When housing prices drop, the Fed will lower rates. The Fed is the engine of inflation. Why would they NOT do this? You write as if inflation is something controlling the Fed. They are creating the money and credit expansion (that is the definition of inflation).
Rising prices are a RESULT of inflation. Some prices go down when there is inflation (e.g. Chinese goods have lowered prices of retail items). Rising prices are a general effect of inflation. They are not the same thing. It’s like saying that your rash is poison ivy (like many people say “I have poison ivy” and point to their rash). In reality, poison ivy (inflation) gave you a rash (rising PPI and CPI). Similarly, it takes time for the rash to form just like it takes time for the inflation to cause price movements.
If the dollar weakens, yes we could theoretically export more, but it takes time to get a factory going that can compete in the world market.
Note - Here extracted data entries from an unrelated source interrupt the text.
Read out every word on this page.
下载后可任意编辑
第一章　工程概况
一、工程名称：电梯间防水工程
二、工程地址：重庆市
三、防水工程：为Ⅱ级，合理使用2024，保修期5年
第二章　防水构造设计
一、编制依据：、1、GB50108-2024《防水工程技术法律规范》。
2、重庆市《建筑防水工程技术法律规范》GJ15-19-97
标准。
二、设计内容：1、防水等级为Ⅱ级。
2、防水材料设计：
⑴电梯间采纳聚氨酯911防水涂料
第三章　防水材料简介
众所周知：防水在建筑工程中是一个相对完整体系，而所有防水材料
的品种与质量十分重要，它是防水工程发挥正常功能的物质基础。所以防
I don’t know what is going on in China, but I’ve heard that the Chinese govt is making loans to Chinese businesses that probably can’t be paid back. They will get away with it until it doesn’t work anymore. Anyone’s guess.
Consumers can’t buy things when they don’t have jobs. You can’t “make” consumers if you don’t pay them enough to buy the stuff. And, no, they probably don’t see the recession looming. They got themselves into a corner because nothing bad has happened yet. It doesn’t matter until it matters. It’s like asking me why people don’t see the housing bubble? They don’t see it because they have been successful in the face of all the evidence against them.
China can’t just turn the US loose and become consumers themselves. The dollars they hold are not entirely worthless. They can buy real estate when it crashes or equities. Now, you may understand why the Fed will try to prop up prices in the US.